Last September I received a call from my landlord informing me that he planned to sell his house, where I am a tenant, and that I had 30 days to move out.
“What? Not again,” I thought. I had only been living there for 10 months. I couldn’t believe I was being pushed out of yet another place I called home.
Back in January 2014, my previous landlord sold the building that my family and I were living in. It took me almost a year to find a new apartment because I have a disability and I need a wheelchair-accessible home. When I finally found, with help from the nonprofit organization Wheeling Forward, a one-bedroom apartment in a private house, it wasn’t perfect; I had to put a ramp in my bedroom because it is a step down from the rest of the unit. And there was no room for my family, so they had to find their own place.
Still, it was home. But now, it seemed, I would have to start all over again looking for an affordable, accessible apartment.
We live in a great city, but one thing is for sure; it is very difficult to find affordable, accessible housing. Ten months have passed and I am still looking. I have contacted many real estate agencies and I have family and friends looking for me as well. I find real estate agencies very difficult to deal with. They want you to have a certain income and great credit to even show you listings. Even with two part-time jobs I can’t meet the real estate agencies’ requirements. I have also put in applications at a few apartment buildings, only to be placed on their waiting lists. I never thought finding an accessible apartment could be this hard.
I have applied through NYC Housing Connect, which is an important resource, but which has its disadvantages. It’s a housing lottery with very specific requirements. To be considered, you must meet their income and household size requirements. They prefer New York City residents and you may get a preference if you have a mobility, hearing, or vision impairment, if you currently live in the Community Board District where housing is available, or if you work for the City of New York. Even if you meet all of the requirements though, because Housing Connect is a lottery, you may or may not get called for an interview.
In addition to Housing Connect, low income New Yorkers with disabilities can apply for affordable, accessible housing on the NYC Housing Authority (NYCHA) website. Waits are long so this is not a near-term solution. However, it is worth applying to get on the waiting list if you plan to live in New York City for the foreseeable future.
People with disabilities do have rights
In the midst of all of this turmoil over my personal housing situation, I attended a Fair Housing Symposium that the New York City Commission on Human Rights hosted this spring. I sure got a lot of information. I learned about the rights I have as a person with a disability when I need housing accommodations and about the different type of housing programs New York City offers.
Under the City’s Human Rights Law, someone with a disability has a right to request that reasonable accommodations be made to his or her new or existing home. The City’s Human Rights Commission has a Law Enforcement Bureau, where anyone can file a complaint if they believe they have been discriminated against. As ICS COO Regina Estela recently reported, last year the Commission received more disability-related discrimination complaints than those for any other category.

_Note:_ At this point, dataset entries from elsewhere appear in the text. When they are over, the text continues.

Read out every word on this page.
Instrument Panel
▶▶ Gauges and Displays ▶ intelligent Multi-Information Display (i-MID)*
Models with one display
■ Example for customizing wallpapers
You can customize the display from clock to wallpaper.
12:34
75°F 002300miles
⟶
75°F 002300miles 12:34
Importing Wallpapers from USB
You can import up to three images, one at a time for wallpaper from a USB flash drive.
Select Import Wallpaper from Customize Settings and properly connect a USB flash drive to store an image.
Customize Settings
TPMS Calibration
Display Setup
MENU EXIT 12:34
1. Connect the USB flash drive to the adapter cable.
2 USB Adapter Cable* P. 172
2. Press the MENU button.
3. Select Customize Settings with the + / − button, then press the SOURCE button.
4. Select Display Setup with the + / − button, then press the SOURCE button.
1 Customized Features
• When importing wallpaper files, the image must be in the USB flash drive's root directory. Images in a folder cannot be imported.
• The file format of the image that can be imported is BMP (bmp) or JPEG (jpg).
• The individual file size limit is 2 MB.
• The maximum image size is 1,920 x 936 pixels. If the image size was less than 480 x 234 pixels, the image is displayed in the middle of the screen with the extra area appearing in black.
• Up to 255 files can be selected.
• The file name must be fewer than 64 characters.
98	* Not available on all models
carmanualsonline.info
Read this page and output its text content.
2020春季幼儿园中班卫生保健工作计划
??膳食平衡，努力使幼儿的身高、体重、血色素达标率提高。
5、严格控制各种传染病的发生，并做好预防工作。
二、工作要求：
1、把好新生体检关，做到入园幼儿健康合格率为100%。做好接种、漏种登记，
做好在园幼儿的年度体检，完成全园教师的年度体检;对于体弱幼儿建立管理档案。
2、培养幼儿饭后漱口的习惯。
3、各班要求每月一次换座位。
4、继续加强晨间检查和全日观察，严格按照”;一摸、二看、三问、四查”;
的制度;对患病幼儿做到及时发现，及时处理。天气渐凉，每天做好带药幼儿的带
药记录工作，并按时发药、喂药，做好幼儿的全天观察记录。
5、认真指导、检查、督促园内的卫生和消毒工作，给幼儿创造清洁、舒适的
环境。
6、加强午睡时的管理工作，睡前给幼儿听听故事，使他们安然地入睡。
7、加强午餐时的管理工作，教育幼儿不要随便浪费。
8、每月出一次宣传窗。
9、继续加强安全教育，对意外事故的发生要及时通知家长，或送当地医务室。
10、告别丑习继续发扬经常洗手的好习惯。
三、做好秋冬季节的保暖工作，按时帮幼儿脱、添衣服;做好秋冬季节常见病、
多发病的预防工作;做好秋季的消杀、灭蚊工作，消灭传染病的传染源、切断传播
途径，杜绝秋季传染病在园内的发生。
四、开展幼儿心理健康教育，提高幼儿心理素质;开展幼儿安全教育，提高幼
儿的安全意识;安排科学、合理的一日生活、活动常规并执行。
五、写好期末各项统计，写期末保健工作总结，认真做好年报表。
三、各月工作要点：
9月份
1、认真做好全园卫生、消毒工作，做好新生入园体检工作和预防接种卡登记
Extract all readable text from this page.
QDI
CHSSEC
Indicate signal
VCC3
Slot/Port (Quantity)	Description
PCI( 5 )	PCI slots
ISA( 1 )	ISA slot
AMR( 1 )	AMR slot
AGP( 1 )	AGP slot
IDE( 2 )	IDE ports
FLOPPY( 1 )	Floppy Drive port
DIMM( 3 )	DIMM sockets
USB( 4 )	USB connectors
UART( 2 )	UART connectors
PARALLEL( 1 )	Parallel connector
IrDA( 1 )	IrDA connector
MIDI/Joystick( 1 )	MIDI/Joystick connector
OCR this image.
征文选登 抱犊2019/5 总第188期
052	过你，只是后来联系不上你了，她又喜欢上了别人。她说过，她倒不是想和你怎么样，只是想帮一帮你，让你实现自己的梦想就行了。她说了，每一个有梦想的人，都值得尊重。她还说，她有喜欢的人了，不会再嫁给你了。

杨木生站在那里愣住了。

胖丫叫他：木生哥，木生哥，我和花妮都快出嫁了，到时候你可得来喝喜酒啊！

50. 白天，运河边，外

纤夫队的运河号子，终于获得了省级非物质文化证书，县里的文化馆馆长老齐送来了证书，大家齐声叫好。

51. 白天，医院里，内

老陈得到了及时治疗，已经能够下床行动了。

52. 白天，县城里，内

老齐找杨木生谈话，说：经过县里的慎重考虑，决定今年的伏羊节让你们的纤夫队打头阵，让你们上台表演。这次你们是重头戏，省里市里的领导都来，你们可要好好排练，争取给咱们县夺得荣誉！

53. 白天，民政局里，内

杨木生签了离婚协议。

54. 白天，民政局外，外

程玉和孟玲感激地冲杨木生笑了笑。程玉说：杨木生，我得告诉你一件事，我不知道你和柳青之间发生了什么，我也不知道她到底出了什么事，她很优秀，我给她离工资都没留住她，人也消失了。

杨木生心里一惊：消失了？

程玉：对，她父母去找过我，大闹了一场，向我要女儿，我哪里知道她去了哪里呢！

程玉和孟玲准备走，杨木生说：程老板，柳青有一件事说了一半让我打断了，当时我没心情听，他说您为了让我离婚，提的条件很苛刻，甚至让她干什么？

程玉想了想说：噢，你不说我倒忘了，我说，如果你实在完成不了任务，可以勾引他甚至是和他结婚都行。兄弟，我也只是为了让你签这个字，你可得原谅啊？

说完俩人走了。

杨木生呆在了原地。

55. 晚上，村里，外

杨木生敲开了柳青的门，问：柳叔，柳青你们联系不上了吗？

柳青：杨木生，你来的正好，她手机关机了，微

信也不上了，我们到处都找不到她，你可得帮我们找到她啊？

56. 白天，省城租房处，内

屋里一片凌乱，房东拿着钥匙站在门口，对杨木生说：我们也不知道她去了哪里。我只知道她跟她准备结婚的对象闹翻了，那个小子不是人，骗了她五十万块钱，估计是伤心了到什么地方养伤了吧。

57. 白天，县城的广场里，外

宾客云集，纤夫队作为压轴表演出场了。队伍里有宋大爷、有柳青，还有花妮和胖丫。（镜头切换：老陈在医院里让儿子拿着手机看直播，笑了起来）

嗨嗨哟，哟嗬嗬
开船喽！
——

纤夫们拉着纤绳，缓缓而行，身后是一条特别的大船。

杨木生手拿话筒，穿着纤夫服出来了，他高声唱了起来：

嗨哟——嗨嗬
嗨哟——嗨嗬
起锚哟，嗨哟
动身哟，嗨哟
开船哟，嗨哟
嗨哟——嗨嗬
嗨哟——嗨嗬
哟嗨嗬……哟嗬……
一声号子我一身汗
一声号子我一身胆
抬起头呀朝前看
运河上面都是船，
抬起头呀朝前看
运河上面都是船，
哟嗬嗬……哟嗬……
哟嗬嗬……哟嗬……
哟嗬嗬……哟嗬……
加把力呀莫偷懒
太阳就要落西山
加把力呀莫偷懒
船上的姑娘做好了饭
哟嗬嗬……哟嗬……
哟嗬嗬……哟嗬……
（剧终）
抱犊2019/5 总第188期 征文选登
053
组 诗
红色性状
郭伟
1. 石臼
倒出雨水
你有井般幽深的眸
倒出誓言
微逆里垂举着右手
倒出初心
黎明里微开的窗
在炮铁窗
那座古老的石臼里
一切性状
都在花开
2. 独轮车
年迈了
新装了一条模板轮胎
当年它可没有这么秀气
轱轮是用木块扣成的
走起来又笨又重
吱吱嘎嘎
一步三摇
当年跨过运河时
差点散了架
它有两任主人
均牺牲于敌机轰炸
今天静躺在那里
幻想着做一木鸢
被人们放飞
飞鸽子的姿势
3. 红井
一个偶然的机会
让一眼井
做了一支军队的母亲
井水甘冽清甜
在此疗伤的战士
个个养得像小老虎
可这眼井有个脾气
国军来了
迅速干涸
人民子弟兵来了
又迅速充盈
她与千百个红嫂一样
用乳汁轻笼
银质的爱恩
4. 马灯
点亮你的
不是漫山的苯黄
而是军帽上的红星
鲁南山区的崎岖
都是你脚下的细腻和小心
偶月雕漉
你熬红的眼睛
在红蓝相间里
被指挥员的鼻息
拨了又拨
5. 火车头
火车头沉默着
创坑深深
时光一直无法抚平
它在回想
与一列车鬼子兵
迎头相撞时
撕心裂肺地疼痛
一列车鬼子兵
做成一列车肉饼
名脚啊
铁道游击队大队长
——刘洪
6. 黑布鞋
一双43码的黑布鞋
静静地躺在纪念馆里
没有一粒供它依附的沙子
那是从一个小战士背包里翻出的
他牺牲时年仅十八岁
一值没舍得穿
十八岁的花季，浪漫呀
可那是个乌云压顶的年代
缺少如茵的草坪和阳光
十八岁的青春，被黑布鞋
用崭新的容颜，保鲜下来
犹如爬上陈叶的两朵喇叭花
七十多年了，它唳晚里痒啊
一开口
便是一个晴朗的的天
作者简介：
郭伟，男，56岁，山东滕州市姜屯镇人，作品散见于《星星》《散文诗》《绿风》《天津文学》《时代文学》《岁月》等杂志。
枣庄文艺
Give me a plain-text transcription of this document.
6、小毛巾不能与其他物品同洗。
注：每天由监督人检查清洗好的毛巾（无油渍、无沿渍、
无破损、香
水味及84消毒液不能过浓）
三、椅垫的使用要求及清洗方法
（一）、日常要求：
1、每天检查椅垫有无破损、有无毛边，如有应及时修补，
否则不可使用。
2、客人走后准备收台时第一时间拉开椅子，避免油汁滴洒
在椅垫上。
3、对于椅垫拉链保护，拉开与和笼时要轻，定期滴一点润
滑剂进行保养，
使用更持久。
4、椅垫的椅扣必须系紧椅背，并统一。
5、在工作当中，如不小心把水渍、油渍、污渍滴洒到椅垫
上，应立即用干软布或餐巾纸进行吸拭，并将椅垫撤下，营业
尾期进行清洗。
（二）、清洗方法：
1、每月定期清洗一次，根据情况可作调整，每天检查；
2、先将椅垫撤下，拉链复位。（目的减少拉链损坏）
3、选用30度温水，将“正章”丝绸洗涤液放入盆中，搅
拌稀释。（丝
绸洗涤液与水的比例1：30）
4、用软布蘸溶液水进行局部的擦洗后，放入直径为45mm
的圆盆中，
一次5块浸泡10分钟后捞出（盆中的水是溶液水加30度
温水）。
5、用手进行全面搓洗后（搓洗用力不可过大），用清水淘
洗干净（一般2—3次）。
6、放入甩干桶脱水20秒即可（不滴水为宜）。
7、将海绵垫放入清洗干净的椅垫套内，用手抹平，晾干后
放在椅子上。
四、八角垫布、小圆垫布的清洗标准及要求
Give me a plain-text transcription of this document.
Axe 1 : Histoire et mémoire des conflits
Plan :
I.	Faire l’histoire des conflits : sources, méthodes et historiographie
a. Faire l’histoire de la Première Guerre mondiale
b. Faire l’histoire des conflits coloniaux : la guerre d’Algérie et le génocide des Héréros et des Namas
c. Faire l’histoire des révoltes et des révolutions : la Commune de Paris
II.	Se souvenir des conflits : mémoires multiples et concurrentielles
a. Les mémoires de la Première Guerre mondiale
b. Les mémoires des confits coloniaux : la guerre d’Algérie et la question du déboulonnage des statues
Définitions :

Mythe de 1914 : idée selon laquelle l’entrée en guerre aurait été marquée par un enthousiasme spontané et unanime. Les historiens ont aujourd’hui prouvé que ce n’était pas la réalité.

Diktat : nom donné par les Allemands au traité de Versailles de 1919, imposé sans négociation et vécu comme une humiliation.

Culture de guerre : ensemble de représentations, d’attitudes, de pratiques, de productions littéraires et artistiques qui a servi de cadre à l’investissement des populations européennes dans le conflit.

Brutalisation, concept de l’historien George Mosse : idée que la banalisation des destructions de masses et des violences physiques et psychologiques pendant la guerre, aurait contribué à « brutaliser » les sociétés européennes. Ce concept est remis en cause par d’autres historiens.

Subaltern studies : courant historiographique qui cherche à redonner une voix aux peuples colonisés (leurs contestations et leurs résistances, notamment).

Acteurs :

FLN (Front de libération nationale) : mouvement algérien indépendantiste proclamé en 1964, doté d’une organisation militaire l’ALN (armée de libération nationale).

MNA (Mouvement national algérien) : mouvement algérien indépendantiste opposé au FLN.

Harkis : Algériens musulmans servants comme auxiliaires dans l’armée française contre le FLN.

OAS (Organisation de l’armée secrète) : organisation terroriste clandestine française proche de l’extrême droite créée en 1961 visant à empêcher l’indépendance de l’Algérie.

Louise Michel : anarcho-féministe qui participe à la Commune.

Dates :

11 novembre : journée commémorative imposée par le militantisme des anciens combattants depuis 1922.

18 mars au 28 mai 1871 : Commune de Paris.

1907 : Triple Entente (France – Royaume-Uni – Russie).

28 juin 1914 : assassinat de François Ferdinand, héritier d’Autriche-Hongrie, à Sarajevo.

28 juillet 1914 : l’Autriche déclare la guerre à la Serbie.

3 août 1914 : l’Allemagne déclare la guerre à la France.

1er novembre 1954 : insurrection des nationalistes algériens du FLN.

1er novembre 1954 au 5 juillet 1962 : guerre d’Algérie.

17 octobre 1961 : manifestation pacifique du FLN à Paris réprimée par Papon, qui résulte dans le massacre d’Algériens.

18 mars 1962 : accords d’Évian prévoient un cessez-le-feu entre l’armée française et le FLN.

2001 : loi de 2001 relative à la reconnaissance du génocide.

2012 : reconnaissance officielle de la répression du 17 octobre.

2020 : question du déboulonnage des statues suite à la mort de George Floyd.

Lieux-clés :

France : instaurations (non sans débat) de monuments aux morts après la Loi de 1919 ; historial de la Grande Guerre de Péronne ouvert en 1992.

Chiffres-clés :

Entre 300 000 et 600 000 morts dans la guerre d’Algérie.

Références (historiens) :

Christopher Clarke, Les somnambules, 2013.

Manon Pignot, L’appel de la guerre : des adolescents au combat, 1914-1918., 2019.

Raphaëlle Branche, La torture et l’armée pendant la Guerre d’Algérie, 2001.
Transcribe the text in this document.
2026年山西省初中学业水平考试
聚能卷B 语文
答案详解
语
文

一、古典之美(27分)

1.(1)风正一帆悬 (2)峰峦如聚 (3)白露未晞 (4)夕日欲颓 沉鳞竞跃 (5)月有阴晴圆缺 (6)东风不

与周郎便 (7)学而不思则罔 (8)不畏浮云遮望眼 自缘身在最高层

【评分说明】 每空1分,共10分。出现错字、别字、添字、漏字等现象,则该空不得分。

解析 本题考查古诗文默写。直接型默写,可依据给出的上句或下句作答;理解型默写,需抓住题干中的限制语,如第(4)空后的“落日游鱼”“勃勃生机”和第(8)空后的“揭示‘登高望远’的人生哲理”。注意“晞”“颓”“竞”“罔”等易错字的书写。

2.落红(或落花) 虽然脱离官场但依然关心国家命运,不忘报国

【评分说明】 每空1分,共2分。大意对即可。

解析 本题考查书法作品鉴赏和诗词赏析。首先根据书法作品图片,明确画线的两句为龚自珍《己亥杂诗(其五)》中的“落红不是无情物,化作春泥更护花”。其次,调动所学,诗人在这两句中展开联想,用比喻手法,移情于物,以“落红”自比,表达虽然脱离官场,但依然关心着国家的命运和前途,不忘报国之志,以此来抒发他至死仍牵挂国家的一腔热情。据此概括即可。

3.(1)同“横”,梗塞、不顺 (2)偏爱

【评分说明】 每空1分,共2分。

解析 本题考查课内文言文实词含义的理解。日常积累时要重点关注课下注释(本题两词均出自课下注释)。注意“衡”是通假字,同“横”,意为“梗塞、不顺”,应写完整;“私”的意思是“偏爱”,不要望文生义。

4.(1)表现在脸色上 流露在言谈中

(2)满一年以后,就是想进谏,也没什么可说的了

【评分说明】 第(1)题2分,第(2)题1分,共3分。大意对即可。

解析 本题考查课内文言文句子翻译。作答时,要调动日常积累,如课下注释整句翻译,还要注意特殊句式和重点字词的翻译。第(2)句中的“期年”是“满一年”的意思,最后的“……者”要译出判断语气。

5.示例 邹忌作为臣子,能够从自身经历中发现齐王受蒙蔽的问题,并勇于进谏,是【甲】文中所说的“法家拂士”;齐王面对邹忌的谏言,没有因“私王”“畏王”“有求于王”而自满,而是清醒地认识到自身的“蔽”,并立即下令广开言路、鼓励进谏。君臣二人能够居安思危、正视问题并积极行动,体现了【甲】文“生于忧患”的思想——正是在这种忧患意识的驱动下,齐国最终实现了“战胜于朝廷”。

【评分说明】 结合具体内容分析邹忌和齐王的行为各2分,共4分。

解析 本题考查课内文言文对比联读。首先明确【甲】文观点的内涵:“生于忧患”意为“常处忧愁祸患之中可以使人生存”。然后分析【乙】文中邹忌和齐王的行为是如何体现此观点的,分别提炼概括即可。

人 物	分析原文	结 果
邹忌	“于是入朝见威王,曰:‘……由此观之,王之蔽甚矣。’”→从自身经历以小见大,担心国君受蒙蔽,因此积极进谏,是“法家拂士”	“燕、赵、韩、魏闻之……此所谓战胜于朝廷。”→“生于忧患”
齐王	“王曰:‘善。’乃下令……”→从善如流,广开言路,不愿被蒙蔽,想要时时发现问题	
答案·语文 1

If you believe you have been discriminated against in seeking housing or that your current landlord is acting in a discriminatory way because you have a disability, the first step is to call 311 or visit 311 online to file a housing discrimination complaint. The Human Rights Commission Enforcement Bureau will conduct an investigation and, if they find there is cause to believe discrimination took place, their legal team will get involved. If the facts point to discrimination they will file a lawsuit against the landlord to compel them to follow the law and, in some cases, try to recover money damages for the person who was discriminated against. Most of the lawsuits the Commission files are settled by negotiation between the Commission and the landlord.
I am still living in my home, where the landlord wants me to move; he hasn’t yet sold his house. He understands the difficulty I am having finding a new home but has been very persistent about the fact that I need to leave. Another nonprofit organization, Wheels of Progress, has been trying to help me again, contacting building owners, and asking them to rent me an apartment, as well as assisting me with my Housing Connect applications. And I have spoken with a lawyer I was referred to, who assures me that my landlord cannot throw me out without taking me to court first.
I am hoping through this ordeal that I will eventually find an accessible home that I can live in for the long term. I pray to God that, once I am resettled, I won’t ever have to again go through what I’ve experienced these last three years.